Abstract
In terms of achieving wider health and social outcomes, sport coaching promises much for young people with disabilities. Despite this promise, the experiences and practices of those coaches who enter the disability sport arena are underexplored. This is particularly so for coaches who operate in community participation rather than competitive elite environments. Accordingly, this paper uses an autoethnographic approach to explore the experiences of a basketball coach (Colum), who enters a youth club for disabled participants for the first time. Utilising observational data, reflective field notes and interviews, five relativist vignettes are collaboratively constructed to represent Colum’s experiences across 12 basketball sessions. The vignettes reveal that the disability and community context disrupted Colum’s normative coaching behaviours. An emotional laborious journey is recounted that includes significant lessons, which may impact coaching practitioners, researchers and sport development officers. In addition, the post-sport context is introduced to differentiate the youth club context from Colum’s normative sport context. Furthermore, the concepts of liminality and ludic, which are novel to extant coaching literature, are introduced to explain how and why Colum struggled to find structure within the context of a youth club for disabled participants.
Notes
1. This refers to physical, sensory and intellectual impairment (DePauw & Gavron, Citation2005).
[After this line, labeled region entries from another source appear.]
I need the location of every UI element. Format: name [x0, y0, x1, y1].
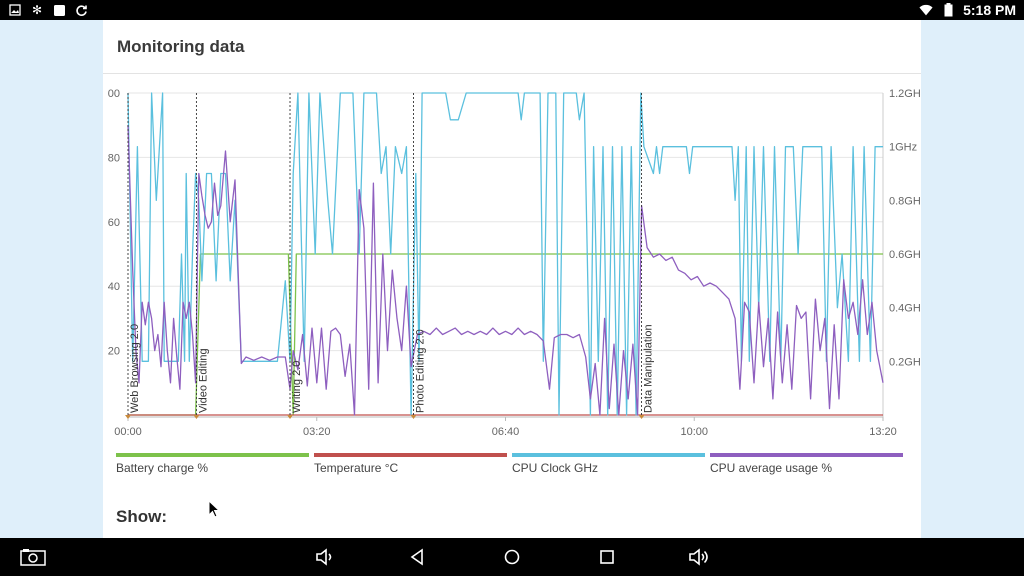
chart-svg: 00 80 60 40 20 1.2GH 1GHz 0.8GH 0.6GH 0.4GH 0.2GH 0…: [108, 88, 921, 438]
chart-legend: Battery charge % Temperature °C CPU Cloc…: [116, 453, 909, 477]
y-left-tick-label: 80: [108, 152, 120, 164]
y-left-tick-label: 00: [108, 88, 120, 100]
x-tick-label: 06:40: [492, 426, 520, 438]
monitoring-card: Monitoring data 00 80 60 40 20 1.2GH 1GHz 0.8GH…: [103, 20, 921, 538]
clock-time: 5:18 PM: [963, 2, 1016, 18]
snowflake-icon: ✻: [31, 3, 43, 17]
legend-item-cpu-usage[interactable]: CPU average usage %: [710, 453, 903, 477]
y-left-tick-label: 40: [108, 281, 120, 293]
y-left-tick-label: 20: [108, 346, 120, 358]
status-bar-left-icons: ✻: [8, 3, 88, 17]
x-tick-label: 10:00: [680, 426, 708, 438]
event-marker-arrow: [193, 415, 200, 419]
legend-item-cpu-clock[interactable]: CPU Clock GHz: [512, 453, 705, 477]
event-marker-label: Web Browsing 2.0: [129, 324, 141, 413]
square-icon: [52, 3, 66, 17]
recents-icon[interactable]: [592, 542, 622, 572]
legend-label-cpu-usage: CPU average usage %: [710, 461, 833, 475]
mouse-cursor-icon: [208, 499, 221, 523]
legend-label-battery: Battery charge %: [116, 461, 209, 475]
card-header: Monitoring data: [103, 20, 921, 74]
monitoring-chart: 00 80 60 40 20 1.2GH 1GHz 0.8GH 0.6GH 0.4GH 0.2GH 0…: [103, 20, 921, 538]
series-cpu-usage-line: [127, 125, 884, 416]
status-bar-right: 5:18 PM: [919, 2, 1016, 18]
x-tick-label: 03:20: [303, 426, 331, 438]
status-bar: ✻ 5:18 PM: [0, 0, 1024, 20]
legend-swatch-cpu-usage: [710, 453, 903, 457]
y-left-tick-label: 60: [108, 217, 120, 229]
back-icon[interactable]: [402, 542, 432, 572]
home-icon[interactable]: [497, 542, 527, 572]
wifi-icon: [919, 3, 933, 17]
image-icon: [8, 3, 22, 17]
legend-label-cpu-clock: CPU Clock GHz: [512, 461, 599, 475]
event-marker-label: Data Manipulation: [643, 324, 655, 413]
sync-icon: [74, 3, 88, 17]
event-marker-arrow: [287, 415, 294, 419]
legend-label-temperature: Temperature °C: [314, 461, 399, 475]
event-marker-arrow: [638, 415, 645, 419]
y-right-tick-label: 0.6GH: [889, 249, 921, 261]
battery-icon: [941, 3, 955, 17]
event-marker-arrow: [410, 415, 417, 419]
volume-down-icon[interactable]: [310, 542, 340, 572]
y-right-tick-label: 1.2GH: [889, 88, 921, 100]
y-right-tick-label: 0.4GH: [889, 303, 921, 315]
y-right-tick-label: 0.2GH: [889, 356, 921, 368]
legend-item-battery[interactable]: Battery charge %: [116, 453, 309, 477]
page-title: Monitoring data: [117, 37, 245, 56]
legend-item-temperature[interactable]: Temperature °C: [314, 453, 507, 477]
show-section-label: Show:: [116, 507, 167, 526]
y-right-tick-label: 1GHz: [889, 142, 917, 154]
event-marker-label: Video Editing: [197, 348, 209, 413]
x-tick-label: 13:20: [869, 426, 897, 438]
navigation-bar: [0, 538, 1024, 576]
event-marker-arrow: [125, 415, 131, 419]
y-right-tick-label: 0.8GH: [889, 195, 921, 207]
legend-swatch-battery: [116, 453, 309, 457]
screenshot-icon[interactable]: [18, 542, 48, 572]
event-marker-label: Photo Editing 2.0: [414, 329, 426, 413]
legend-swatch-cpu-clock: [512, 453, 705, 457]
volume-up-icon[interactable]: [684, 542, 714, 572]
event-marker-label: Writing 2.0: [291, 361, 303, 413]
legend-swatch-temperature: [314, 453, 507, 457]
x-tick-label: 00:00: [114, 426, 142, 438]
2. In doing so, we also adopted a social constructionist epistemology which assumes ‘disability coaching’ is a socially constructed phenomenon (Crotty, Citation2015).
3. The conception of rigour here occurs within a relativist ontology and constructionist epistemology that values subjective meaning rather than universal truths, and sees reality as local, social and constructed.
4. The authors accept that others may argue this type of work and setting is more akin to sport instruction or sport leadership than sport coaching. Nonetheless, the author is a qualified sport coach and was recruited as such by the centre who ‘wanted a basketball coach’. Furthermore, we would argue, that meeting the complex, multi-disciplinary needs of children involved in sport is youth participation coaching (Côté, Young, North, & Duffy, Citation2007) as recognised by the International Council for Coaching Excellence (Citation2012), and would qualify as sport pedagogy (Armour, Citation2011).
5. For example, other readers may have chosen to emphasise and explore the emotional labour of coaching in this setting.